Użytkownicy BitTorrenta częściej niż inni płacą za treści - twierdzi BitTorrent. Co prawda, firma powołała się na nieaktualne już badania, ale podjęła próbę wytłumaczenia wydawcom, że użytkownik P2P to też klient.
Firma BitTorrent Inc. ciągle stara się dotrzeć do artystów i przekonać ich, że warto udostępnić swoje utwory w P2P. Przypomnijmy tu, że BitTorrent nie od dziś współpracuje z artystami, którzy chcą się promować poprzez tzw. BitTorrent Bundle. Są też plany wprowadzenia paywalla od BitTorrenta.
Oczywiście, aby przekonać do siebie artystów, BitTorrent musi prowadzić pewną działalność promocyjną. W tym kontekście warto zwrócić uwagę na prezentację firmy, która opisuje możliwości BitTorrent Bundle (zamieszczamy ją także pod tekstem).
Z prezentacji wynika m.in. że ponad 10 tys. wydawców już skorzystało z BitTorrent Bundle. Obejmowało to 2 mln tytułów i zaowocowało licznymi pobraniami treści (100 mln). Dodajmy, że BitTorrent ma w rzeczywistości więcej użytkowników miesięcznie niż Spotify, a dociera do ludzi młodych i aktywnych.
Najwięcej emocji w prasie wzbudził 12. slajd prezentacji, który mówi, że użytkownicy BitTorrenta 33% częściej płacą za całe albumy online i 100% częściej płacą za subskrypcje usług muzycznych.
Wygląda to dość efektownie, choć nie podano źródła informacji. Prawdopodobnie BitTorrent wykorzystał dane z artykułu TorrentFreaka z roku 2010, który z kolei bazuje na jeszcze wcześniejszych badaniach firmy Jupiter Research, przeprowadzonych na zlecenie IFPI. Te badania nie dotyczyły wyłącznie społeczności BitTorrenta, ale w ogóle osób dzielących się plikami w sieci.

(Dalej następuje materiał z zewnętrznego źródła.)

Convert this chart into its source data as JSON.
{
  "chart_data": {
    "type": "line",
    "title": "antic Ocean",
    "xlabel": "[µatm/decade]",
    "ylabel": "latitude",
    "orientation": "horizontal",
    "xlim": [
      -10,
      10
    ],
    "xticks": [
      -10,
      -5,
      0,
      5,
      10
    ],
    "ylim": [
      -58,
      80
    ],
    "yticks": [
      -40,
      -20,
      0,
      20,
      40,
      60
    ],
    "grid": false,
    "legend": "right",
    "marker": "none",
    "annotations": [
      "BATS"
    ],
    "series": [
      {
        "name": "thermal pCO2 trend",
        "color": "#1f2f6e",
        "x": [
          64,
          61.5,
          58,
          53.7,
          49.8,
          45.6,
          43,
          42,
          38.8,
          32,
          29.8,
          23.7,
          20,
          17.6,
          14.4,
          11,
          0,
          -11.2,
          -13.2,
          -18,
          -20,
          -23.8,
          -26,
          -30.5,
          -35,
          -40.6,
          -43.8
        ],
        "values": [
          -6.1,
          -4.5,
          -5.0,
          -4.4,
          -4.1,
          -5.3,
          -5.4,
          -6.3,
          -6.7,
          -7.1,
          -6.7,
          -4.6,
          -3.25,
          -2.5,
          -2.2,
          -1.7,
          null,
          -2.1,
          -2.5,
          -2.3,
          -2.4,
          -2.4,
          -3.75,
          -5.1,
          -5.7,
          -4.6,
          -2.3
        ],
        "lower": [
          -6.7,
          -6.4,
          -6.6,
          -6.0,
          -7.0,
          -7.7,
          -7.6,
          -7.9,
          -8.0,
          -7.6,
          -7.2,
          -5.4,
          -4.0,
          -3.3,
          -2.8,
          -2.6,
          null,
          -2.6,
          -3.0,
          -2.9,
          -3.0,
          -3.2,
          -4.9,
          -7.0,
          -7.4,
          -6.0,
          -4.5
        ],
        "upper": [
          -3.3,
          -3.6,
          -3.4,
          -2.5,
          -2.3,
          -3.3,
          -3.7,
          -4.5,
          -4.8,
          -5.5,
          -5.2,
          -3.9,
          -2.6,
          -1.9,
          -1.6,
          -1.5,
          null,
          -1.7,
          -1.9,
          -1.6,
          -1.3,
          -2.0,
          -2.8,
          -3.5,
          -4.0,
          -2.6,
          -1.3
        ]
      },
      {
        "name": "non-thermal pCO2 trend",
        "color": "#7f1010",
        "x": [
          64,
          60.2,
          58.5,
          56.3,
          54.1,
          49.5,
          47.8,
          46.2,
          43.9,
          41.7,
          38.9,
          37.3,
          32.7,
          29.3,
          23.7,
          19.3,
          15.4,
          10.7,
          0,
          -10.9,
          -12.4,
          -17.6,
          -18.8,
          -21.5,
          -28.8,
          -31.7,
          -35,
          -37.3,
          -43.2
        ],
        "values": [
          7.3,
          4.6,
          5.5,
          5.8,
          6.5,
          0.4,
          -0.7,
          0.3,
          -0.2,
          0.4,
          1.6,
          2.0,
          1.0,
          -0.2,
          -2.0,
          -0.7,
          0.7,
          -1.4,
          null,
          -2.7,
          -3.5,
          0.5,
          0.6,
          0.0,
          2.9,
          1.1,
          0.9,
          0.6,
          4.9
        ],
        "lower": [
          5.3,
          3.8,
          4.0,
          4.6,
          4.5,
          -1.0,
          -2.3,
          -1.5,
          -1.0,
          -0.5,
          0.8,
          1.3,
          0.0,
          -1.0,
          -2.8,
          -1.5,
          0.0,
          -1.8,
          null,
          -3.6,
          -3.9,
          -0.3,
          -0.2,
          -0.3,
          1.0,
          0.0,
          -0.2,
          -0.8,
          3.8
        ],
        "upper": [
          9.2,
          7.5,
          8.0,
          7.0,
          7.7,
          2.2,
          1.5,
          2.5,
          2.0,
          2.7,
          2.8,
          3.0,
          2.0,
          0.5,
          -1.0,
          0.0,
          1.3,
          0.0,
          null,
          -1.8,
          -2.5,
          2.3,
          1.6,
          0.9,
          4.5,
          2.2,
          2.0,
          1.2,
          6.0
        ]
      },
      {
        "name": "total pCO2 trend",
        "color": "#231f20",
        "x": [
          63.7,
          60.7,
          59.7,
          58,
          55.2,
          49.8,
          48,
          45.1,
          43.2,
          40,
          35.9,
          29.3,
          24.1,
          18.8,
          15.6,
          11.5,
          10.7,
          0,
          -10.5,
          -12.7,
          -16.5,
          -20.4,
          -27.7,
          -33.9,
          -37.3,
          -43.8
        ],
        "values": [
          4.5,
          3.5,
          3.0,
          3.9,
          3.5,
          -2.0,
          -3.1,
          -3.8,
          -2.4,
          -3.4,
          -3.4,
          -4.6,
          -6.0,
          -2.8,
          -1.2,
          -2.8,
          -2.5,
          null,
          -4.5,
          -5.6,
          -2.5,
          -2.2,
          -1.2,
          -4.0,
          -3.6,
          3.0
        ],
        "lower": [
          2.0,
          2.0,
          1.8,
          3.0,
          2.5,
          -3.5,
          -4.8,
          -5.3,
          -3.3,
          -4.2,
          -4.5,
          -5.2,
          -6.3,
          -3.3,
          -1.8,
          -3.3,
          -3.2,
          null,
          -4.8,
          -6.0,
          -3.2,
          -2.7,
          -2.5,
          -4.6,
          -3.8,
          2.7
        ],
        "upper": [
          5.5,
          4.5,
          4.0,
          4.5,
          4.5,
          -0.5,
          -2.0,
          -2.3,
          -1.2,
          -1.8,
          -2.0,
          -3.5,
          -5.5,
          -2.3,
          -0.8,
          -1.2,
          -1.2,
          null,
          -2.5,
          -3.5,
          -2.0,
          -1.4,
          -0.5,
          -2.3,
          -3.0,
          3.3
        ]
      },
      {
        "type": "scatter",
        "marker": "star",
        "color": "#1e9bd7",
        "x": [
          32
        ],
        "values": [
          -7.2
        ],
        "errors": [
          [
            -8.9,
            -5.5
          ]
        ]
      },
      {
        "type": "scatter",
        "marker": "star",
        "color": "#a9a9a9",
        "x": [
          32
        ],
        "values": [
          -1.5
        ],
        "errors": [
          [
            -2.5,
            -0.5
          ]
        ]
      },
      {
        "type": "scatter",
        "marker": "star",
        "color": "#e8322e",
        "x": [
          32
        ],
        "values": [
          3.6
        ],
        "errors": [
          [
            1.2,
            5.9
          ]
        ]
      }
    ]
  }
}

Musimy uczciwie powiedzieć, że firma BitTorrent posłużyła się nieaktualnymi danymi w dość tendencyjny sposób. Gdyby coś takiego zrobiła organizacja antypiracka, ostro byśmy ją skrytykowali. Musimy skrytykować również BitTorrenta, chociaż... możemy się pokusić o bronienie go. Te przestarzałe dane nie przekreślają sensu takich inicjatyw jak BitTorrent Bundle. Ukazują też pewną istotną prawdę.
Prawdą jest, że użytkownicy P2P nie są tylko i wyłącznie "piratami". Są to nabywcy muzyki i filmów, którzy czasem płacą, a czasem nie. Dziennik Internautów pisał o nieco świeższych badaniach organizacji American Assembly, która w roku 2012 donosiła, że piraci kupują więcej niż nie-piraci oraz posiadają generalnie większe kolekcje muzyczne.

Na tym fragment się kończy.